DDX10 Exacerbates Exosomal PD-L1-Dependent T Cell Exhaustion via Phase Separation of Rab27b in Oral Squamous Cell Carcinoma.

DEAD-box ATPase 10 (DDX10), a prominent RNA-binding protein in the DDX family, has a critical function in cancer progression. Nevertheless, its well-defined mechanisms in oral squamous cell carcinoma (OSCC) are still not well understood. Here, we identify that DDX10 is substantially increased in OSCC, which is positively correlated with poor prognosis and malignant behavior. Mechanistically, we found that DDX10 had physical interaction with Rab27b by undergoing phase separation. Knockdown of DDX10 inhibited Rab27b-mediated exosome secretion and the expression of programmed cell death-ligand 1 (PD-L1) within its contents.
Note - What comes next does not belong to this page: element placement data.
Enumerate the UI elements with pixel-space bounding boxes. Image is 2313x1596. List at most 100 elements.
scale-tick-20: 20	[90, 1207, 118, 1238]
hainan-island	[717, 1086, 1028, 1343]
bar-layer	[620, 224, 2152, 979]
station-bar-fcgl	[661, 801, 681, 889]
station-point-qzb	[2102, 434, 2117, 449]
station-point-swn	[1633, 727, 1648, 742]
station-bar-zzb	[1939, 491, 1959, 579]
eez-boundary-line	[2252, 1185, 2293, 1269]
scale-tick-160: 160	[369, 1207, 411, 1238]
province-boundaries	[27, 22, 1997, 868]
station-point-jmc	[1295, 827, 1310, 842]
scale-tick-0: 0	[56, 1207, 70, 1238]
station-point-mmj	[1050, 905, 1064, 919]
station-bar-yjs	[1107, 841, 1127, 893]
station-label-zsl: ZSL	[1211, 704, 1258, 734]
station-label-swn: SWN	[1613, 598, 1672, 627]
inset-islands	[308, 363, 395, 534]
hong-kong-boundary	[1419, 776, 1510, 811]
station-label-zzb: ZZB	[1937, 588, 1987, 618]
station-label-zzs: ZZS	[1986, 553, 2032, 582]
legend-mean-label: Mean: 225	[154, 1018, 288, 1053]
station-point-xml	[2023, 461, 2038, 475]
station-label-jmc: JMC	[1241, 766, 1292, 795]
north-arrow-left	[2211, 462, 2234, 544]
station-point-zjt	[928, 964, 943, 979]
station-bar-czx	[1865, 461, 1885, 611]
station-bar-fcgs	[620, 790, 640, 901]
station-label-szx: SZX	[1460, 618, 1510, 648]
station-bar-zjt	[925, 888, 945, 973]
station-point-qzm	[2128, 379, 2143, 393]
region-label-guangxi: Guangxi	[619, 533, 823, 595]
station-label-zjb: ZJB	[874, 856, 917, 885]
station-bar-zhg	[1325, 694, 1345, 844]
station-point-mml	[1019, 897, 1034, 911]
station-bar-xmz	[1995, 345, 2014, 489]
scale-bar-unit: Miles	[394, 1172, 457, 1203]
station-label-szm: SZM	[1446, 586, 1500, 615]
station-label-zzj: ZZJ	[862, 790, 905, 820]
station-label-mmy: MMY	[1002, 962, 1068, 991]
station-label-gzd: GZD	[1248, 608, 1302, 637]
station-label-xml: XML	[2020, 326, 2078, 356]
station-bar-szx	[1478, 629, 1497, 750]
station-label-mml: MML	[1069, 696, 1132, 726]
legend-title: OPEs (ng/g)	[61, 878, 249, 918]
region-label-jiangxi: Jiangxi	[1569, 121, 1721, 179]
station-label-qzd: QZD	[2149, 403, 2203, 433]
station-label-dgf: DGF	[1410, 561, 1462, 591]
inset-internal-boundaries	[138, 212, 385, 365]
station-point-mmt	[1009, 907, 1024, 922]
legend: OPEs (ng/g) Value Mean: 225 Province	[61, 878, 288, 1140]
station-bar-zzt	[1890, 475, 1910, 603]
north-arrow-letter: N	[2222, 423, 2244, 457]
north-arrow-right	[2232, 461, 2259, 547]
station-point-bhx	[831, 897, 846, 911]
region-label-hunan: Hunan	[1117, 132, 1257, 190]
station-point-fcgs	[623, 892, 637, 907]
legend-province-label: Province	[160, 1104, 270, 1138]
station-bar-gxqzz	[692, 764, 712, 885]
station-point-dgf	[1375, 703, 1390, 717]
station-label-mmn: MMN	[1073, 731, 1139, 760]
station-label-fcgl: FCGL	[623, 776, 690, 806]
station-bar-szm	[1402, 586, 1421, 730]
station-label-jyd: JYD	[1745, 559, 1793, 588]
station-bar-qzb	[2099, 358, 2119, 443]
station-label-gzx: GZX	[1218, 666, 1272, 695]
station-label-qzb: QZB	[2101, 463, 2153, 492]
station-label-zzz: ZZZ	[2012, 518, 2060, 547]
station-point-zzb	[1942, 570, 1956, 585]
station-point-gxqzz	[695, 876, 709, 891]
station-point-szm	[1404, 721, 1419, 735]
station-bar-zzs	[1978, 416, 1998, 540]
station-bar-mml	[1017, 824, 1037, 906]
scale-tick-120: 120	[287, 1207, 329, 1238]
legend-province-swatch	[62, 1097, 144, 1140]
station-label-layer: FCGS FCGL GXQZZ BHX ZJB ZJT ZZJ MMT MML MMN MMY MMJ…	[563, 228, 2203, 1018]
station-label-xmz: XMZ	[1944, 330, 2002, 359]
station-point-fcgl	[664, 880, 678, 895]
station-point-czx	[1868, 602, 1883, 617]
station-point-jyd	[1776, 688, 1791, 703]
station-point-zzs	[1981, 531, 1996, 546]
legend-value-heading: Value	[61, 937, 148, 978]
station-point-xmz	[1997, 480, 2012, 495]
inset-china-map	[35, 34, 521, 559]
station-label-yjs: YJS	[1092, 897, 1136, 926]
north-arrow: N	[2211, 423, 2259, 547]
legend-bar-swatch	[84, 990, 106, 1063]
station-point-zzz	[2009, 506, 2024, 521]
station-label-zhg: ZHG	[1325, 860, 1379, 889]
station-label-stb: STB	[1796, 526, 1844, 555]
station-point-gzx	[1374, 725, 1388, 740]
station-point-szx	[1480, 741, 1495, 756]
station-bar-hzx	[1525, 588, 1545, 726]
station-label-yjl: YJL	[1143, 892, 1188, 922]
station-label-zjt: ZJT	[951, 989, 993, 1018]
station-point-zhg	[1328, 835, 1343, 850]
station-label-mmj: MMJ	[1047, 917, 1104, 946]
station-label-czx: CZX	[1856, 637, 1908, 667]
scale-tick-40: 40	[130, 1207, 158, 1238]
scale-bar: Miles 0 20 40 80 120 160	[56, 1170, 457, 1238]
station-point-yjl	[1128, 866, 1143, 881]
Furthermore, knocking down DDX10 could restore the function and infiltration of T cells, hence inhibiting the progression of OSCC. These findings highlight that the oncogenic role of DDX10 in promoting exosomal PD-L1 secretion via phase separation with Rab27b has been preliminarily validated in T cell exhaustion in OSCC. A potential strategy for improving OSCC immunotherapy may involve the inhibition of DDX10.